Percentage tax gap
The tax gap has fallen slightly as a percentage of tax liabilities, from 5.6% for 2022/23 to 5.3% for 2023/24. However, it is worth noting that the initial estimate of the tax gap for 2022/23 was 4.8%. HMRC acknowledges that the “tax gap estimates are uncertain and subject to revision”.
Taking a longer-term view, the tax gap has been broadly stable at around 5.6% in recent years. This is above the low point of 5.1% recorded for 2017/18 and 2018/19 and significantly down from 7.4% for 2005/06. In a press release issued alongside the figures, the government refers to its plans to raise £7.5bn through measures announced in the Autumn Budget and Spring Statement to close the tax gap. Given that the tax gap has remained relatively stable despite earlier attempts to close it, these figures may raise questions about whether that target is achievable.
Tax gap by type of tax
Tax gap by customer group
Tax gap by behaviour
What ICAEW views as criminal behaviour is subdivided by HMRC into evasion, criminal attacks and the hidden economy. These have been combined as ‘criminal behaviour’ in the chart below and are equivalent to 28% of the tax gap, up from 27% for 2022/23.

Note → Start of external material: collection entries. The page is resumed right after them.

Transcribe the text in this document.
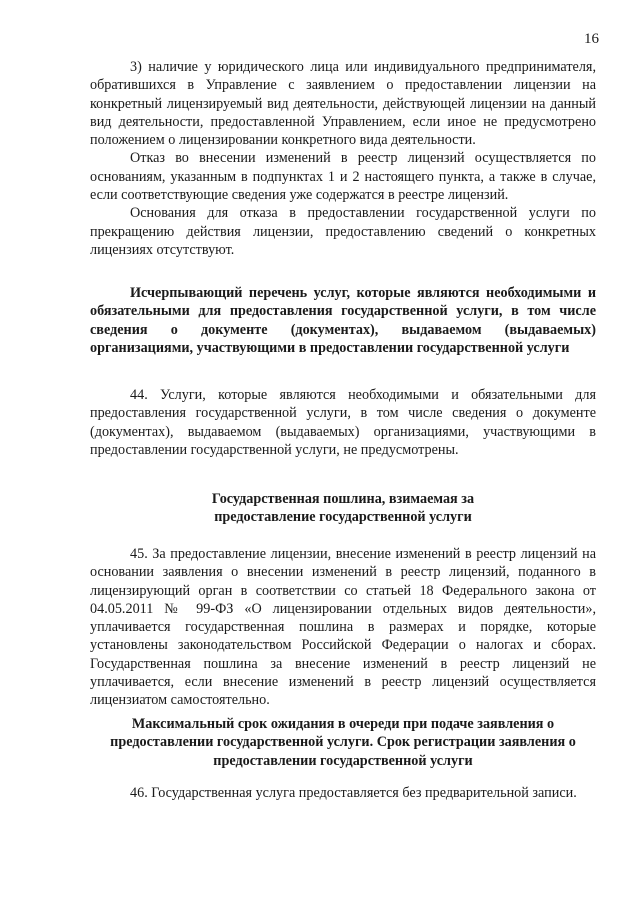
16

3) наличие у юридического лица или индивидуального предпринимателя, обратившихся в Управление с заявлением о предоставлении лицензии на конкретный лицензируемый вид деятельности, действующей лицензии на данный вид деятельности, предоставленной Управлением, если иное не предусмотрено положением о лицензировании конкретного вида деятельности.

Отказ во внесении изменений в реестр лицензий осуществляется по основаниям, указанным в подпунктах 1 и 2 настоящего пункта, а также в случае, если соответствующие сведения уже содержатся в реестре лицензий.

Основания для отказа в предоставлении государственной услуги по прекращению действия лицензии, предоставлению сведений о конкретных лицензиях отсутствуют.

Исчерпывающий перечень услуг, которые являются необходимыми и обязательными для предоставления государственной услуги, в том числе сведения о документе (документах), выдаваемом (выдаваемых) организациями, участвующими в предоставлении государственной услуги

44. Услуги, которые являются необходимыми и обязательными для предоставления государственной услуги, в том числе сведения о документе (документах), выдаваемом (выдаваемых) организациями, участвующими в предоставлении государственной услуги, не предусмотрены.

Государственная пошлина, взимаемая за
предоставление государственной услуги

45. За предоставление лицензии, внесение изменений в реестр лицензий на основании заявления о внесении изменений в реестр лицензий, поданного в лицензирующий орган в соответствии со статьей 18 Федерального закона от 04.05.2011 № 99-ФЗ «О лицензировании отдельных видов деятельности», уплачивается государственная пошлина в размерах и порядке, которые установлены законодательством Российской Федерации о налогах и сборах. Государственная пошлина за внесение изменений в реестр лицензий не уплачивается, если внесение изменений в реестр лицензий осуществляется лицензиатом самостоятельно.

Максимальный срок ожидания в очереди при подаче заявления о предоставлении государственной услуги. Срок регистрации заявления о предоставлении государственной услуги

46. Государственная услуга предоставляется без предварительной записи.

HMRC provided details of the threat it faces from phishing and other attacks in recent correspondence with Parliament’s Treasury Committee. It is interesting to note that the percentage attributable to criminal attacks was at least three percentage points higher in 2019/20 and 2020/21 than in subsequent years.
Failure to take reasonable care remains the largest behavioural cause of the tax gap.
In recent years, non-payment had increased as a share of the tax gap but has dropped between 2022/23 and 2023/24, from 14% to 12%. We looked at HMRC’s efforts to reduce tax debt in a TAXline article published in May 2025.